As the author correctly points out the West is not inherently assimilationist. Indeed in some cases it can meet the other on equal ground. In fact métissage would not have been possible without the recognition of the humanity, dignity and liberty of Native Americans.
Such a position was promoted by the Catholic Church, which taught that Native Americans were also created in the image and likeness of God, especially following the Provincial Councils of Lima (1583) and Mexico City (1585) where missionaries were urged to learn indigenous languages. By contrast, in North America and South Africa Protestant colonialism was quite different and quite racist.
Inspired in particular by Hegel (but going further than the German philosopher), Gomarasca insists on the notion of recognition. For him human beings have this crucial need to relate to others, to be appreciated and valued by them, in an anthropogenic relationship.

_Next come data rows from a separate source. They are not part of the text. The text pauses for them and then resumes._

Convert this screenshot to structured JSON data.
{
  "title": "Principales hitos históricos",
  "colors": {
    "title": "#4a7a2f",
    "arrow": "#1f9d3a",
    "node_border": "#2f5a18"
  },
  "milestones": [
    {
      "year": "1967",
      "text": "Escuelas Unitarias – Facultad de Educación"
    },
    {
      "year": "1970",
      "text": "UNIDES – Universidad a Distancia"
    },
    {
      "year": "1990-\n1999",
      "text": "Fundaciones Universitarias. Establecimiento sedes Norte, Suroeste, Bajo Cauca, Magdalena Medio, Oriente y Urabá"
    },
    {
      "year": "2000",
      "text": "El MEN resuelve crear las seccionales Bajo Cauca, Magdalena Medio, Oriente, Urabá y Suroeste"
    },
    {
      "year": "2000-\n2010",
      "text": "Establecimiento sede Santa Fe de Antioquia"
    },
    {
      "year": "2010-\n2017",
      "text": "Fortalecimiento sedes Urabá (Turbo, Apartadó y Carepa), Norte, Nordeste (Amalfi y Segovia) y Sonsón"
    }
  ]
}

The first and paradigmatic place for this recognition is the family (when it is well adjusted), an environment where relations of love, trust and communion are at home, where each individual can develop his or her identity and sense of self-esteem. Civil society too need not be exclusively utilitarian in nature as the existence of private social associations and agencies capable of solidarity shows.
Furthermore, like Habermas (and Böckenförde before him) Gomarasca rightly argues that the state relies on pre-state resources and repertories of behaviours and is in debt to their holders, above all the family. Given this religions have a public role to play (especially Christianity) in the development of this social capital.
Lastly for Gomarasca diversity can only be promoted if different groups are united by something. Certainly the chaos of fragmentation can only be avoided if they have something in common (and this even when their acculturation is not desired). By analogy identity and differences hang together, a situation that highlights the “ontological affinity” of all human beings, as part of a greater whole.
The outcome of the right kind of métissage is found mainly in the offspring of mixed couples who can bring together their parents’ cultures and act as valuable agents of mediation and translation.